Everyone has a favourite road in Soho – mine is Dean Street (which is why I set some of my latest novel there). I am the girl who will be casually having a drink in the Dean Street Townhouse before I start to spew my Soho facts. If I was on Mastermind, Dean Street would probably be one of my specialist subjects.
Dean Street celebrities:
- Wolfgang Amadeus Mozart gave a piano recital at 21 Dean Street in 1764 (now the Soho Theatre)
- Admiral Nelson stayed in Dean Street the night before he left for the Battle of Trafalgar.
- When Charles Dickens wanted to be an actor rather than a writer (in my opinion something he should have stuck to, although I do quite like a Muppet Christmas Carol), he performed in amateur productions at Fanny Kelly’s Royalty Theatre (now Royalty House, 73-74 Dean Street).
- Karl Marx lived on Dean Street between 1851 and 1856, at what is now Quo Vadis.
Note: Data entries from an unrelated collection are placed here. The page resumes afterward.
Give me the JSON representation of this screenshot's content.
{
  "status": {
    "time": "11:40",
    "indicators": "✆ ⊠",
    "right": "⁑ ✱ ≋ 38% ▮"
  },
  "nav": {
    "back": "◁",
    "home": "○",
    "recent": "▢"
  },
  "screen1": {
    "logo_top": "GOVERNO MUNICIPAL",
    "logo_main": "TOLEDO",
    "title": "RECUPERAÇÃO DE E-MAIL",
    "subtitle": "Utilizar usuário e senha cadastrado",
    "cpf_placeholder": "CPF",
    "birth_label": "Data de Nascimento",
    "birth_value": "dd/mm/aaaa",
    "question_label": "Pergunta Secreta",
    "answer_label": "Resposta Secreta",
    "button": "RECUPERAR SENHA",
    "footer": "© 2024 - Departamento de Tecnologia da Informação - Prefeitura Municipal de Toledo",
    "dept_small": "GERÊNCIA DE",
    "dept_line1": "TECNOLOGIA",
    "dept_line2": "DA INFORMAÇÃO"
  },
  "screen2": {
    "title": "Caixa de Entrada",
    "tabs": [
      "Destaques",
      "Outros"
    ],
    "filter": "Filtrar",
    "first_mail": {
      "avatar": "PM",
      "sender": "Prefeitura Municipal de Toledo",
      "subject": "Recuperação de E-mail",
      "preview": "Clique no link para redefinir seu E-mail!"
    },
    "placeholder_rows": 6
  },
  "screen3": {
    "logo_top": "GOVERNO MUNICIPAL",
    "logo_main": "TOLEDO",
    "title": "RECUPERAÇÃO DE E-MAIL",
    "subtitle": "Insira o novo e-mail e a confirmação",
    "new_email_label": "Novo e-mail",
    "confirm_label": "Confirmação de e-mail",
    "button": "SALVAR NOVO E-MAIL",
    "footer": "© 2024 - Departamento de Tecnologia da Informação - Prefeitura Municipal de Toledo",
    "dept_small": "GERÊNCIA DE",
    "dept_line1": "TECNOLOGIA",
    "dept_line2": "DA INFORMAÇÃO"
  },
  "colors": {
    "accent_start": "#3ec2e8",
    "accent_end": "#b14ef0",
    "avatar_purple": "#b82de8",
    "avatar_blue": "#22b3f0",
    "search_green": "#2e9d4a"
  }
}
Apparently this is what the building looked like at the time.
Dean Street favourites:
- Everyone has heard of the Groucho Club (as named by my agent, Michael Sissions). But before it was one of the best places to hang out in London, it was Gerrano’s Rendevous, a restaurant favoured by the Beatles for blow-out meals every time they got a number one record in the charts.
- The Dean St Townhouse is – of course – something of a second home to me, and the setting of my novel, The Glittering Art of Falling Apart. Formerly the Gargoyle Club from the 1920s and Gossips from the late 1970s / early 1980s, the buiding was built in 1730s and has been home to the Novello family and King Charles II famous mistress, Nell Gwynne. Below is a photo of the building when it was the McCracken Auction Rooms and Hostaria Romana in the 1970s (a restaurant I visted as a toddler).
- In 1992, Blacks was founded by Tom Bantock, named as the antithesis to White’s Club, London’s oldest gentlemen’s club. Blacks Private Members Club used to be brilliant: there was a tiny bar next to a roaring fire, a tiny boudoir room where I had many a date, and excellent food. The club has changed since then (it was bought in 2014) … I miss how it was, although it still has some charm.